Düsseldorfer Resolutions-Aktivismus

Entgegen den sich aktuell überschlagenden Betroffenheits-Bekundungen und Profi-lie-rungs-sprüchen sind die institutionellen Gremien der Stadt jahrelang ignorant gegenüber neofaschistischen Entwicklungen gewesen. Linke Gruppen wie der Antifa-KOK waren nicht zufällig die einzigen Strömungen, die gegen den Neofaschismus öffentlich Gegenwehr gezeigt haben. Denn der Antifa-KOK ist für seine jahrelangen Aktivitäten gegen neofaschistische Entwicklungen in Düsseldorf regelmäßig angegriffen worden. Die Propagandisten des "toleranten Düsseldorfs" - sie wollten keine Öffentlichkeit über rechte Entwicklungen in der Stadt - erst recht nicht von linken Schmuddelkindern -, weil dies die eigene Mitverantwortung für die aktuellen Auswüchse verdeutlicht hätte.

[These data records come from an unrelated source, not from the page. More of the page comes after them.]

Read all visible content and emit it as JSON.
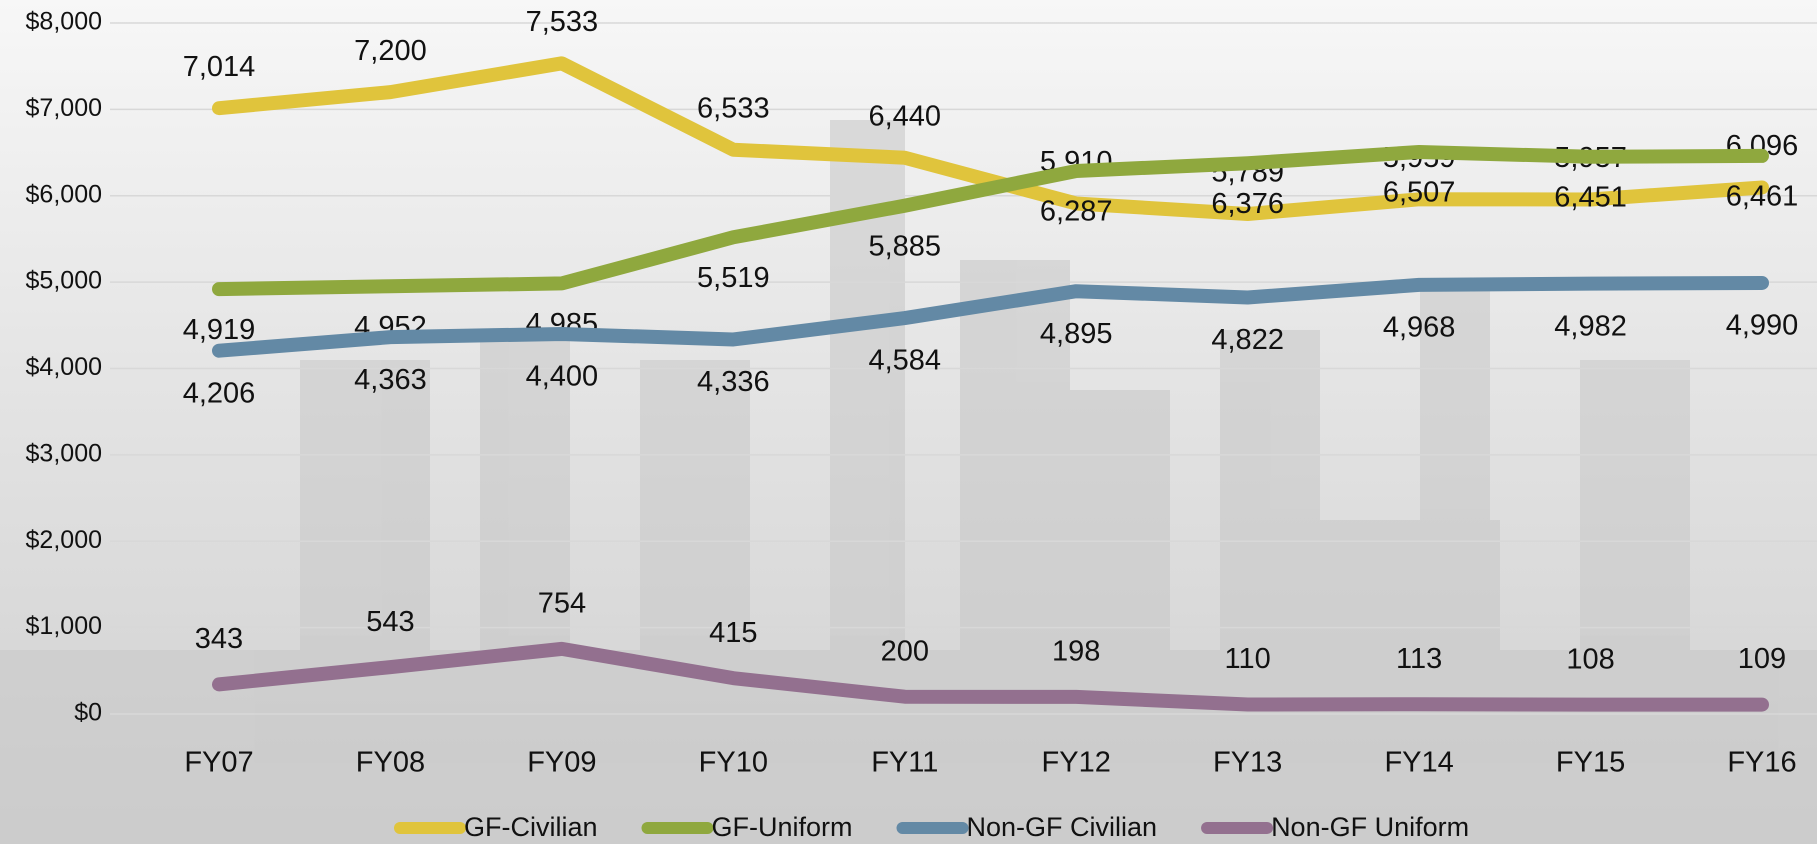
{
  "chart_data": {
    "type": "line",
    "categories": [
      "FY07",
      "FY08",
      "FY09",
      "FY10",
      "FY11",
      "FY12",
      "FY13",
      "FY14",
      "FY15",
      "FY16"
    ],
    "series": [
      {
        "name": "GF-Civilian",
        "color": "#e0c43c",
        "values": [
          7014,
          7200,
          7533,
          6533,
          6440,
          5910,
          5789,
          5959,
          5957,
          6096
        ],
        "value_labels": [
          "7,014",
          "7,200",
          "7,533",
          "6,533",
          "6,440",
          "5,910",
          "5,789",
          "5,959",
          "5,957",
          "6,096"
        ]
      },
      {
        "name": "GF-Uniform",
        "color": "#8fa83e",
        "values": [
          4919,
          4952,
          4985,
          5519,
          5885,
          6287,
          6376,
          6507,
          6451,
          6461
        ],
        "value_labels": [
          "4,919",
          "4,952",
          "4,985",
          "5,519",
          "5,885",
          "6,287",
          "6,376",
          "6,507",
          "6,451",
          "6,461"
        ]
      },
      {
        "name": "Non-GF Civilian",
        "color": "#6389a5",
        "values": [
          4206,
          4363,
          4400,
          4336,
          4584,
          4895,
          4822,
          4968,
          4982,
          4990
        ],
        "value_labels": [
          "4,206",
          "4,363",
          "4,400",
          "4,336",
          "4,584",
          "4,895",
          "4,822",
          "4,968",
          "4,982",
          "4,990"
        ]
      },
      {
        "name": "Non-GF Uniform",
        "color": "#93708f",
        "values": [
          343,
          543,
          754,
          415,
          200,
          198,
          110,
          113,
          108,
          109
        ]
      }
    ],
    "ylim": [
      0,
      8000
    ],
    "yticks": [
      {
        "value": 0,
        "label": "$0"
      },
      {
        "value": 1000,
        "label": "$1,000"
      },
      {
        "value": 2000,
        "label": "$2,000"
      },
      {
        "value": 3000,
        "label": "$3,000"
      },
      {
        "value": 4000,
        "label": "$4,000"
      },
      {
        "value": 5000,
        "label": "$5,000"
      },
      {
        "value": 6000,
        "label": "$6,000"
      },
      {
        "value": 7000,
        "label": "$7,000"
      },
      {
        "value": 8000,
        "label": "$8,000"
      }
    ],
    "grid": true
  }
}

Das vielbeschworene "bessere Düsseldorf", die antirassistisch engagierte Zivilgesellschaft gegen rechts - es gibt sie nicht. Sie ist eine propagandistische Schimäre von Standort-Strategen, denen schlicht am Positiv-Image der Wirtschafts- und Konsummetropole Düsseldorf gelegen ist. Vom militanten Neofaschismus in dieser Stadt haben die nun lautstarken Resolu-tions-verkünder keine Ahnung - und auch kein Interesse an dessen allzu tiefgehender Erörterung. Denn er ist für sie lediglich dadurch zu einem Problem geworden, weil er "imageschädigend" für die Stadt geworden ist. Die rechtsextremen "Republikaner" im Rat, die militant-neofaschistische und antisemitische "Kameradschaft Düsseldorf", die Lemmer/Zobel-Connection, das lokale Rechtsrock- und Skinhead-Netzwerk, neofaschistische Banden in den Stadtteilen und erst recht die schwarz/brauen Rathaus-Verbindungen - all diese realen neofaschistischen Erscheinungsformen in Düsseldorf bleiben unberücksichtigt in den aktuellen Handlungskonzepten und Resolutionen. Sie sind nicht nur uninteressant für die vielbeschworene "politische Mitte", sondern vielmehr störend bei dem gemeinsamen Kraftakt zur Rettung des guten Rufes der Stadt. Daher überschlagen sich nun die politischen Ratsparteien gegenseitig mit nichtssagenden Resolutionen für das "bessere" das "friedliche", "freundliche", "gewaltfreie", "demokratische" und sonstwie schöngeredete Düsseldorf.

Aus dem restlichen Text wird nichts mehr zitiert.